The climate crisis is one of humanity’s most consequential and challenging threats, and addressing it requires massive behavioral and structural changes. As such, the behavioral sciences can play a critical role in this effort, through large-scale interventions and policy innovations. Following a unifying theoretical framework and leveraging a large array of methods, I investigate avenues in which the behavioral sciences can inform the climate crisis response, by changing false beliefs and stimulating climate action at the individual, collective, and system level. At the individual level, I use behavioral experiments to explore belief change strategies leveraging cognitive processes such as mnemonic accessibility, prediction errors, and emotional arousal, that can be used to decrease the prevalence of climate misinformation.
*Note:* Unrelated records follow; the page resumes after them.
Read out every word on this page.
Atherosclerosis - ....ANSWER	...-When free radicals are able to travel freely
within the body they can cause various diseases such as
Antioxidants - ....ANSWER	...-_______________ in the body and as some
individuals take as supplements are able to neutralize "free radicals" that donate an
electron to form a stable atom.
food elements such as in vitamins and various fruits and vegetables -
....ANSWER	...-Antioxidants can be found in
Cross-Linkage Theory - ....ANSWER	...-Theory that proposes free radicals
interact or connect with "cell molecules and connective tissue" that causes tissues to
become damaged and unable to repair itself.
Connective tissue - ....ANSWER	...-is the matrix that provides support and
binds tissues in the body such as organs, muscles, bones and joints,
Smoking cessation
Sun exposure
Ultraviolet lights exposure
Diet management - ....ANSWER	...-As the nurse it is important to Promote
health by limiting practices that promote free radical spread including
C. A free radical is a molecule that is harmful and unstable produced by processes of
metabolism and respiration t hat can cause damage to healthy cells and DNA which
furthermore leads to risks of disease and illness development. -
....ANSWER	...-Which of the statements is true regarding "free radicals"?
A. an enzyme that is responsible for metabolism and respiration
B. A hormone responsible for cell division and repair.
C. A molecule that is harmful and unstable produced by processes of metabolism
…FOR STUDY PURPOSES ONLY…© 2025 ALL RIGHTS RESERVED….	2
At the collective level, I use social network analysis to investigate emergent properties of collective beliefs, such as synchronization and polarization, to maximize the effectiveness of individual interventions deployed in communities. At the system level, I investigate cycles of climate denialism propagation between society and artificial intelligence algorithms. Finally, to link conceptual processes to their behavioral signatures, I take a global megastudy approach to empirically test the relative effectiveness of the main theoretically informed behavioral interventions at stimulating collective climate action in 63 countries. Together, these theoretical insights spanning individual, collective, and systemic levels of analyses aim to inform policy and streamline the behavioral sciences’ response to the climate crisis.